Tag: kongwak

Kongwak. We went back.

I’ve been wanting to go back to Kongwak Market for what seems like aeons. We awoke in the caravan at Loch at about 7am, and left at around 8am via Korumburra.

Here is a minor tangent. When Small Z and I were coming back from northern NSW about a year ago we sat in front of a woman I had met once before, and her two daughters. I had met her when going with J to pick up Not-So-Small C from a playdate. Anyway, while we were on the plane I asked her where she was going. She told me I wouldn’t know the town, it was too small. Try me, I said.

Bena, she said, and waited for me to look blank.
Oh, I said, that’s right near where my dad lives, I know exactly where it is.

She then told me about friends of hers there that they were going to stay with, and how they were opening an organic cafe in Korumburra. I was floored. The words ‘Korumburra’ ‘organic’ and ‘cafe’ had never before sat together in my head. But it’s true! We drove into Korumburra at 8.30am, missed our turn-off, did a u-turn – and in doing so spied the ‘Green Door’ cafe.

They weren’t open, but inside were about 10 people all filling cardboard boxes with fruit and vegies. One of them saw my pitiful face at the window – it was pouring with rain – and said that we should come in anyway. We tucked ourselves down at a little table at the back, ordered scrambled eggs and coffee, and basked in that glow that comes with finding somewhere unexpectedly excellent. And the eggs and coffee did not fail us…

We got another round of coffee, which left me like an amphetamine reptile (I hardly ever drink it, but the soy-lattes were SO nice), and I picked up some Madame Flavour tea and some decent bread. Drove on to Kongwak Market, where M was kind enough to take over all toddler wrangling and leave me to rifling through all the clothes, bags and trinkets that were there. I regret not getting a pair of shoes, but did score a clock for the caravan and a vintage-cool sleeping bag, both for the caravan and both within my $20 budget.

Kongwak Market
Kongwak Market
The Haircut Caravan at Kongwak

Wonthaggi. House-sitting. Kongwak.

We are in Wonthaggi – a place that is very similar to Hastings, but windier, somewhat more picturesque, and better laid out. Our friends gave us their house for a couple of nights while they are away and we are WALKING TO THE LIBRARY and the SUPERMARKET and generally revelling in spreading ourselves around the house. The Smalls are watching ‘Mr Bean’ and I’m baking strawberry rhubarb muffins. And eating them. With cups of tea.


Doing so much housesitting this past year or so has opened my eyes to the generosity of others. To their flexibility, trust and acceptance. Would I have disappeared for the weekend in our Hastings home and told someone to hang out and use whatever they needed? I would like to think so – but there is part of me that thinks maybe not – back then when I had too much stuff and was more uptight about it.

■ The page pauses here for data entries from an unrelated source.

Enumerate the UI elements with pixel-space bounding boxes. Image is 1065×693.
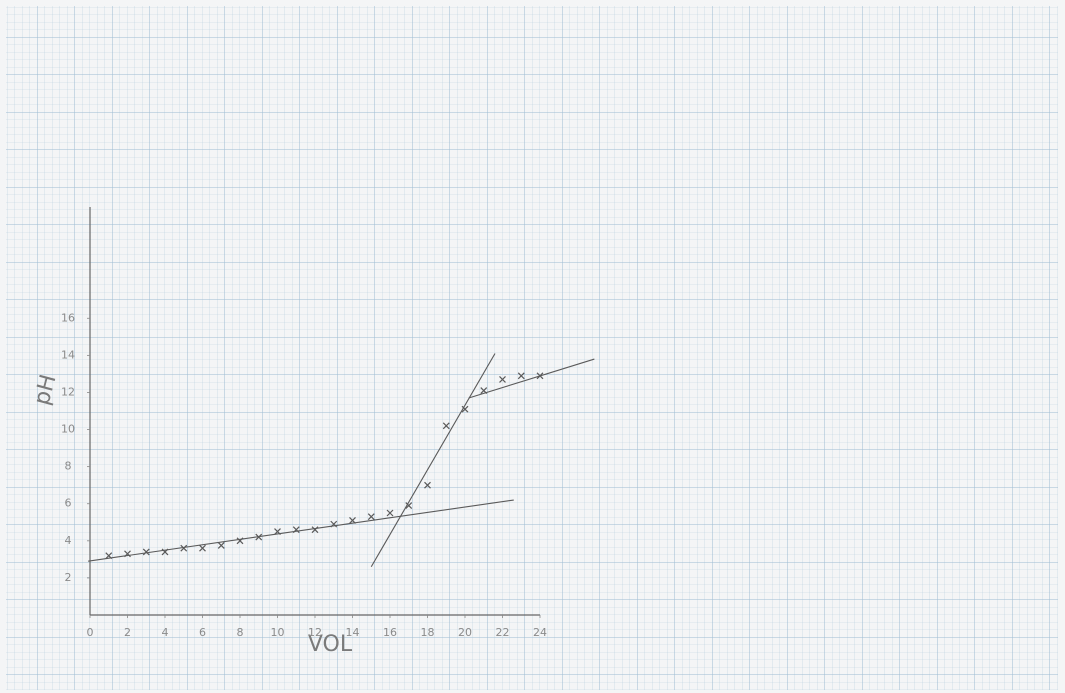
page: {"chart_data": { "type": "scatter", "x_l… bbox=[0, 0, 1065, 693]
graph-paper: pH VOL 024681012141618202224246810121416 bbox=[0, 0, 1065, 693]
x-tick-label: 16 bbox=[383, 626, 397, 639]
y-tick-label: 12 bbox=[61, 385, 75, 398]
y-tick-label: 6 bbox=[65, 497, 72, 510]
x-tick-label: 14 bbox=[346, 626, 360, 639]
x-tick-label: 6 bbox=[199, 626, 206, 639]
x-tick-label: 22 bbox=[496, 626, 510, 639]
grid-paper bbox=[6, 6, 1058, 690]
x-tick-label: 8 bbox=[237, 626, 244, 639]
x-tick-label: 24 bbox=[533, 626, 547, 639]
y-tick-label: 4 bbox=[65, 534, 72, 547]
y-tick-label: 8 bbox=[65, 460, 72, 473]
x-tick-label: 4 bbox=[162, 626, 169, 639]
x-tick-label: 10 bbox=[271, 626, 285, 639]
x-tick-label: 2 bbox=[124, 626, 131, 639]
y-tick-label: 16 bbox=[61, 311, 75, 324]
y-tick-label: 10 bbox=[61, 423, 75, 436]
y-tick-label: 2 bbox=[65, 571, 72, 584]
y-tick-label: 14 bbox=[61, 348, 75, 361]
x-tick-label: 0 bbox=[87, 626, 94, 639]
x-tick-label: 12 bbox=[308, 626, 322, 639]
x-tick-label: 18 bbox=[421, 626, 435, 639]
x-tick-label: 20 bbox=[458, 626, 472, 639]
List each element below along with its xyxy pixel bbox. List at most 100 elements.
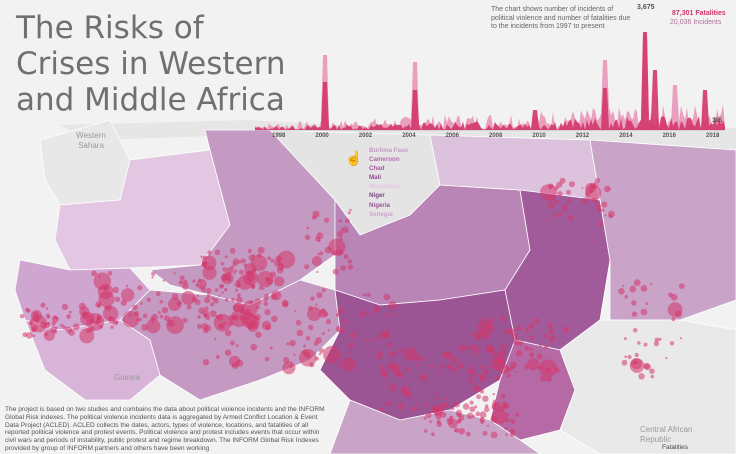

Things change. I have changed. Next time we are in a real, proper abode (i.e. not a boat) I hope to have a lot of books, a lot of plants and minimal everything else – except for tea – I will probably have lots of that. I intend to do some karmic payback and embrace some housesitters or people that might enjoy a weekend with a dishwasher, washing machine and hot running water (just as I currently am). After roughing it for a while, these things are incredibly soothing and very much appreciated…

Happiness is succulent

This morning the Smalls and I went to one of my favourite markets – one I haven’t been to for far too long. And it was so close to where we are staying!! I love you, Kongwak.

Kongwak Market: BicycleKongwak Market: reds and greensKongwak Market: basin planterKongwak Market: Penguins

With all the modern conveniences it is easy to just stay inside and hang about. I got us out of the house for a walk this afternoon. Small DB, as usual, needed some persuasion, but was happy to act as ‘Direction Finding Daisy’ once we got underway….

I Love You. Wonthaggi pavement.The colour purple

I like to walk around, down all the old laneways that sever the blocks of houses – remnants of the time when there was no sewerage system, I imagine. Half of me can imagine living here – it is similar to Hastings when we first moved there. Lots of the old blocks of land are being subdivided, but there are more that have not – still with their old houses and backyards that go on forever. If it wasn’t for the wind…and I do not exaggerate – there is actually a wind farm here!